One of Alex Jones’ biggest fans is President Trump. In 2015, Trump told him, “Your reputation is amazing. I will not let you down.” Unsurprisingly, Trump has peddled many of the conspiracy theories that Jones either originates or magnifies, such as Trump’s belief that there were over three million illegal votes cast in the 2016 election or that thousands of Muslims were cheering in New Jersey on 9/11.

Jones has also suggested that the Sandy Hook mass shooting was a hoax. Erica Lafferty lost her mother in that shooting and has called on Trump to disavow Jones for his conspiracy theories, but Trump has never responded.

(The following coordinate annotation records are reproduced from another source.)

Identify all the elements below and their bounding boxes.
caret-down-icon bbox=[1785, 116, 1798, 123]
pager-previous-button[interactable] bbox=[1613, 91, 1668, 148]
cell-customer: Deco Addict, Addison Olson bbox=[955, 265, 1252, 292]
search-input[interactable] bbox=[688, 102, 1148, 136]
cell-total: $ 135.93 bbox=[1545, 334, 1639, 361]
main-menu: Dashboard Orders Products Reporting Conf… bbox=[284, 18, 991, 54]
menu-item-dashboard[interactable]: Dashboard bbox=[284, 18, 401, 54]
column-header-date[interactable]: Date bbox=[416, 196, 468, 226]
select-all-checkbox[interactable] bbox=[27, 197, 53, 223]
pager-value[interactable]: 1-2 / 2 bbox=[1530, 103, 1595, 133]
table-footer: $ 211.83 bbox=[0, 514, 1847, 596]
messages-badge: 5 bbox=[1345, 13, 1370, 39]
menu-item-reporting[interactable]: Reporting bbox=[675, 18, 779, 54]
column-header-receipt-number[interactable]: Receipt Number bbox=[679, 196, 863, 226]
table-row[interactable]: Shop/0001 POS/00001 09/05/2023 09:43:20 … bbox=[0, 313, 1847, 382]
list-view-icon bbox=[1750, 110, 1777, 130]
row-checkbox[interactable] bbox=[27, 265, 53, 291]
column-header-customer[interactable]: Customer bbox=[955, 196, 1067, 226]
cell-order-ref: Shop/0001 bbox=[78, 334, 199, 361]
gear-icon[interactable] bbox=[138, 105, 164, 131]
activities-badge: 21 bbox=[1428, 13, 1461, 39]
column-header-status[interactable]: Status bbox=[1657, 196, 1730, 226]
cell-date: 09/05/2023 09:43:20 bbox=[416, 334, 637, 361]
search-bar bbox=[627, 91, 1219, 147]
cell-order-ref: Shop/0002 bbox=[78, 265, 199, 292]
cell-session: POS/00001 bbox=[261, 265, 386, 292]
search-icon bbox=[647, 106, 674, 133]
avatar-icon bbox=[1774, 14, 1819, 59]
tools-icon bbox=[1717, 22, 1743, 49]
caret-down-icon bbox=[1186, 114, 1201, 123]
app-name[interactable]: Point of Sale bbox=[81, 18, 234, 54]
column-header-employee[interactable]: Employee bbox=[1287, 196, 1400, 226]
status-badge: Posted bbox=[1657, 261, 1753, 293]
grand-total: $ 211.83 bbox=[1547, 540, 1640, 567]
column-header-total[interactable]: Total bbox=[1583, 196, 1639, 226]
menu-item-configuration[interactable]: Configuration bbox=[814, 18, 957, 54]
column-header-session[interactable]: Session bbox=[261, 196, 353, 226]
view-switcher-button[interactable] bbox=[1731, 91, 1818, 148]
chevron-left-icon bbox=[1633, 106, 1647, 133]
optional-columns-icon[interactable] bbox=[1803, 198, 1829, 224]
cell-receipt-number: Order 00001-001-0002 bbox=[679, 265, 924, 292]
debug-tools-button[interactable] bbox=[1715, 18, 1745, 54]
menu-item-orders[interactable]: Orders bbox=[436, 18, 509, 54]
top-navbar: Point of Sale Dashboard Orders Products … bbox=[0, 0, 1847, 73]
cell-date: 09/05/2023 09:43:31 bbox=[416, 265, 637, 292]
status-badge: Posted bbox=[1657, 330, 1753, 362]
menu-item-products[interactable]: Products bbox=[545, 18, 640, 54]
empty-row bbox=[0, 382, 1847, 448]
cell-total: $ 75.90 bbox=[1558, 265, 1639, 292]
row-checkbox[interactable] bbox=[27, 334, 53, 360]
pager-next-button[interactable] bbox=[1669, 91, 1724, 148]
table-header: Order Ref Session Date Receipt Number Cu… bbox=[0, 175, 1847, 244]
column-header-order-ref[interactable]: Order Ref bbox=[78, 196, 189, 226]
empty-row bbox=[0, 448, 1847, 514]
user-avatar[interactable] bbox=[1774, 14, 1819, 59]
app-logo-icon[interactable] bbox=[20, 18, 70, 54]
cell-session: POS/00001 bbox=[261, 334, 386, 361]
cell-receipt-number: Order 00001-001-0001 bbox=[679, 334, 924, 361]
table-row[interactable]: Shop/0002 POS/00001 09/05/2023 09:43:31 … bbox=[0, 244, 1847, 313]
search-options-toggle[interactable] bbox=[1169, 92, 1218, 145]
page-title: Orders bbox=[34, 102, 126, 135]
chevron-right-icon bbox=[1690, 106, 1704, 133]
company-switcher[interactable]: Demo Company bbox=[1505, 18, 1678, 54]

And though Jones claims to be nonviolent, his conspiracy theories have actually inspired violence. He was one of the primary trumpeters of “Pizzagate,” the claim that Hillary Clinton and some of her closest aides were operating a pedophilia ring out of a pizza shop in Washington, D.C. called Comet Ping Pong. After Jones recommended his listeners personally investigate, one of them followed through and showed up at the restaurant with a rifle, which he fired. Fortunately, no one was hurt. Jones later apologized for reinforcing the bogus story.

Over the next two weeks, a jury will consider whether Alex Jones is fit to be a parent of the three children he fathered with Kelly Jones. In the meantime, Alex has remarried and his new wife is expecting a child any day now.

UPDATE: In a clip on Saturday, Jones claimed that what he does is “satire,” admitting, “I believe everything I’m basically saying; I believe in my message.” It’s sarcastic when he talks about blowing the planet up, but he stands for most everything else he says.